Ketiga konser yang berhasil digelar yakni Serasa Nada 1, Jogja Koplo Festival 1, dan Sudut Baya. Empat yang jelas batal yakni Serasa Nada 2, Jogja Koplo Festival 2, Suara Berkala, dan Groovy Land. Terdekat, gelaran konser bertajuk Crowdland pada 29-30 Juli juga terancam gagal.
Setelahnya, pada Agustus-November 2023, masih ada tiga konser lagi yang berpotensi mengalami permasalahan. Ada Geh Fest pada 5-6 Agustus di Lampung, Soul of October 14-15 Oktober dan Sebaya Fest 18-19 November di Surakarta.
Terhitung, dalam durasi 13 bulan, promotor ini menginisasi 11 konser musik berskala festival. Lima di antaranya bertempat di Jogja, 2 Surakarta, 1 Lampung, 1 Surabaya, 1 Semarang. Beberapa di antaranya berlangsung selama dua hari.
Rekam jejak promotor musik yang konsernya gagal
Rekam jejak Juwana Creative pertama kali muncul ke publik pada gelaran Serasa Nada 1 di Sportorium UMY pada 22 Oktober 2022 silam. Konser itu terbilang sukses.
Menurut catatan penyedia jasa tiket Yesplis, tiket terjual mencapai 3.765. Total pendapatan dari tiket terjual melalui jasa Yesplis mencapai Rp774.881.000. Belum termasuk jika ada penjualan tiket dari platform lain.
Konser itu menghadirkan solois terkenal seperti Rizky Febian, Ardhito Pramono, hingga Mahalini. Hampir 4.000 penonton yang hadir membuat Sportorium UMY yang berkapasitas 6.000 orang cukup padat dan gegap gempita.
Kesuksesan itu mendorong manajemen Juwana Creative yang digawangi Syatia Alfarabi (Abi) dan Syatia Primananda (Nanda) untuk membuat deretan konser baru. Pada 18-19 Februari 2023 mereka kembali meraih kesuksesan dengan Jogja Koplo Festival 1 di Stadion Kridosono.

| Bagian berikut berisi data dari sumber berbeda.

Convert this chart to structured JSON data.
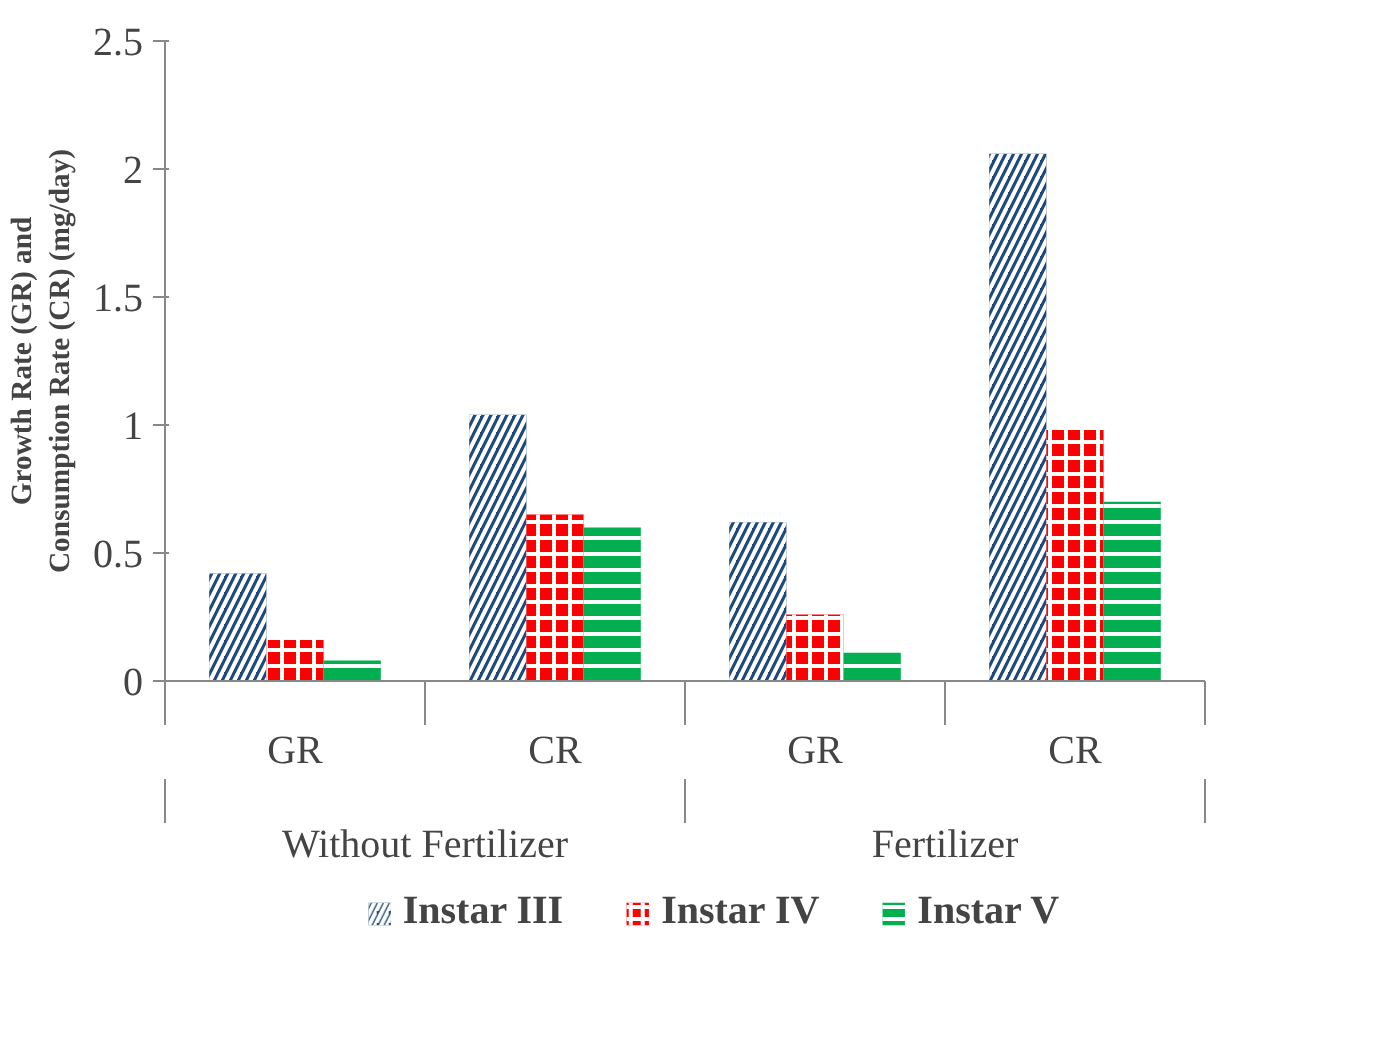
{
  "chart_data": {
    "type": "bar",
    "ylabel": "Growth Rate (GR) and\nConsumption Rate (CR) (mg/day)",
    "categories": [
      "GR",
      "CR",
      "GR",
      "CR"
    ],
    "annotations": [
      "Without Fertilizer",
      "Fertilizer"
    ],
    "series": [
      {
        "name": "Instar III",
        "color": "#1f497d",
        "values": [
          0.42,
          1.04,
          0.62,
          2.06
        ]
      },
      {
        "name": "Instar IV",
        "color": "#ff0000",
        "values": [
          0.16,
          0.65,
          0.26,
          0.98
        ]
      },
      {
        "name": "Instar V",
        "color": "#00b050",
        "values": [
          0.08,
          0.6,
          0.11,
          0.7
        ]
      }
    ],
    "ylim": [
      0,
      2.5
    ],
    "yticks": [
      0,
      0.5,
      1,
      1.5,
      2,
      2.5
    ],
    "grid": false,
    "legend": "bottom"
  }
}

Menggandeng vendor tiket Artatix, festival koplo pertama di Jogja ini mencatat lebih dari 5.000 penonton per hari. Tidak mengherankan, belum ada acara yang menghadirkan band-band beraliran dangdut koplo dua hari penuh di Jogja. Sehingga animo pun begitu besar.
Persiapan gelaran Jogja Koplo Festival 1 sebenarnya berjalan seiringan dengan dua konser lain yakni Suara Berkala 24 Februari dan Groovy Land 4 Maret. Sayang, keduanya batal terlaksana. Kabar batalnya acara itu terbilang mendadak.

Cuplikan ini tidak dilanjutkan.